When this happened, the evil forces at work among us were unmasked, and death lost all its power. God wouldn’t stay dead, and God came back to us not with words of hate and revenge, but with words of forgiveness and peace. And after all this, God allows us to retain our complete freedom: freedom to choose to love, or to choose to kill. Freedom to help, or freedom to ignore. Freedom to care, or freedom to numb. Ultimate forgiveness, and ultimate freedom.

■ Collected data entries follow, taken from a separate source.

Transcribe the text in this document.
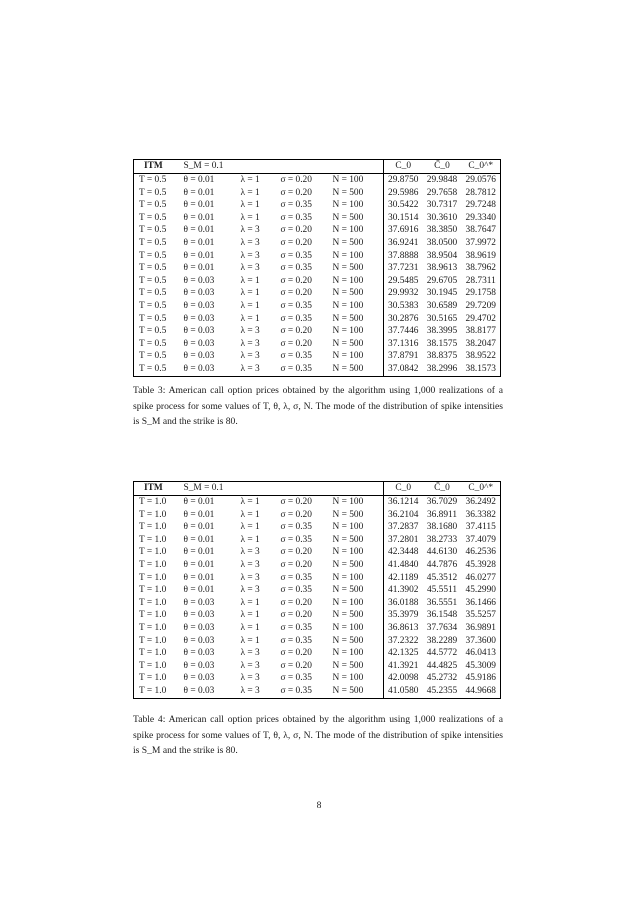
ITM	S_M = 0.1				C_0	C̄_0	C_0^*
T = 0.5	θ = 0.01	λ = 1	σ = 0.20	N = 100	29.8750	29.9848	29.0576
T = 0.5	θ = 0.01	λ = 1	σ = 0.20	N = 500	29.5986	29.7658	28.7812
T = 0.5	θ = 0.01	λ = 1	σ = 0.35	N = 100	30.5422	30.7317	29.7248
T = 0.5	θ = 0.01	λ = 1	σ = 0.35	N = 500	30.1514	30.3610	29.3340
T = 0.5	θ = 0.01	λ = 3	σ = 0.20	N = 100	37.6916	38.3850	38.7647
T = 0.5	θ = 0.01	λ = 3	σ = 0.20	N = 500	36.9241	38.0500	37.9972
T = 0.5	θ = 0.01	λ = 3	σ = 0.35	N = 100	37.8888	38.9504	38.9619
T = 0.5	θ = 0.01	λ = 3	σ = 0.35	N = 500	37.7231	38.9613	38.7962
T = 0.5	θ = 0.03	λ = 1	σ = 0.20	N = 100	29.5485	29.6705	28.7311
T = 0.5	θ = 0.03	λ = 1	σ = 0.20	N = 500	29.9932	30.1945	29.1758
T = 0.5	θ = 0.03	λ = 1	σ = 0.35	N = 100	30.5383	30.6589	29.7209
T = 0.5	θ = 0.03	λ = 1	σ = 0.35	N = 500	30.2876	30.5165	29.4702
T = 0.5	θ = 0.03	λ = 3	σ = 0.20	N = 100	37.7446	38.3995	38.8177
T = 0.5	θ = 0.03	λ = 3	σ = 0.20	N = 500	37.1316	38.1575	38.2047
T = 0.5	θ = 0.03	λ = 3	σ = 0.35	N = 100	37.8791	38.8375	38.9522
T = 0.5	θ = 0.03	λ = 3	σ = 0.35	N = 500	37.0842	38.2996	38.1573

Table 3: American call option prices obtained by the algorithm using 1,000 realizations of a spike process for some values of T, θ, λ, σ, N. The mode of the distribution of spike intensities is S_M and the strike is 80.

ITM	S_M = 0.1				C_0	C̄_0	C_0^*
T = 1.0	θ = 0.01	λ = 1	σ = 0.20	N = 100	36.1214	36.7029	36.2492
T = 1.0	θ = 0.01	λ = 1	σ = 0.20	N = 500	36.2104	36.8911	36.3382
T = 1.0	θ = 0.01	λ = 1	σ = 0.35	N = 100	37.2837	38.1680	37.4115
T = 1.0	θ = 0.01	λ = 1	σ = 0.35	N = 500	37.2801	38.2733	37.4079
T = 1.0	θ = 0.01	λ = 3	σ = 0.20	N = 100	42.3448	44.6130	46.2536
T = 1.0	θ = 0.01	λ = 3	σ = 0.20	N = 500	41.4840	44.7876	45.3928
T = 1.0	θ = 0.01	λ = 3	σ = 0.35	N = 100	42.1189	45.3512	46.0277
T = 1.0	θ = 0.01	λ = 3	σ = 0.35	N = 500	41.3902	45.5511	45.2990
T = 1.0	θ = 0.03	λ = 1	σ = 0.20	N = 100	36.0188	36.5551	36.1466
T = 1.0	θ = 0.03	λ = 1	σ = 0.20	N = 500	35.3979	36.1548	35.5257
T = 1.0	θ = 0.03	λ = 1	σ = 0.35	N = 100	36.8613	37.7634	36.9891
T = 1.0	θ = 0.03	λ = 1	σ = 0.35	N = 500	37.2322	38.2289	37.3600
T = 1.0	θ = 0.03	λ = 3	σ = 0.20	N = 100	42.1325	44.5772	46.0413
T = 1.0	θ = 0.03	λ = 3	σ = 0.20	N = 500	41.3921	44.4825	45.3009
T = 1.0	θ = 0.03	λ = 3	σ = 0.35	N = 100	42.0098	45.2732	45.9186
T = 1.0	θ = 0.03	λ = 3	σ = 0.35	N = 500	41.0580	45.2355	44.9668

Table 4: American call option prices obtained by the algorithm using 1,000 realizations of a spike process for some values of T, θ, λ, σ, N. The mode of the distribution of spike intensities is S_M and the strike is 80.

8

We are free creatures, and every day we pay the price. We are perpetrators of freedom, and we are victims of freedom. But we can also be the beneficiaries of freedom … when we love and when others love us in return. We are the beneficiaries of freedom when we somehow find it in us to forgive, and short of actual forgiveness, at least to say the words of forgiveness so that we can begin its long, painful process. We are the beneficiaries of freedom when we rediscover our own dignity, the dignity granted to us in our very creation, the dignity that is not damaged even by execution on a cross, the dignity that belongs to each and every creature, that no human can remove, and that even God will never take away, no matter what horrors we feel free to inflict on others. We treat our freedom responsibly when we recognize that Christ is present in every other person who has ever existed, and act accordingly.

You, here today at St. Paul’s: you are forgiven. You are forgiven for everything. Jesus took care of that 2000 years ago, and you don’t have to worry about it ever again, though it is natural to worry and to need to be reminded time and time again. Your sins are no more. And you, here today at St. Paul’s: God loves you so much that God has made you free. You can choose your path, and God will love you no matter what decisions you make, be they great decisions or terrible decisions. There is no distance from God short of the distance we insist on maintaining.

Now then: What are we going to do with all of this forgiveness, and all of this freedom? There’s too much of it to carry. Where will we put it? Whatever we choose, we must remember this: Yes, children, freedom does make God die. And freedom makes us die. To let go is to die. But to cling is to kill. Which we will choose?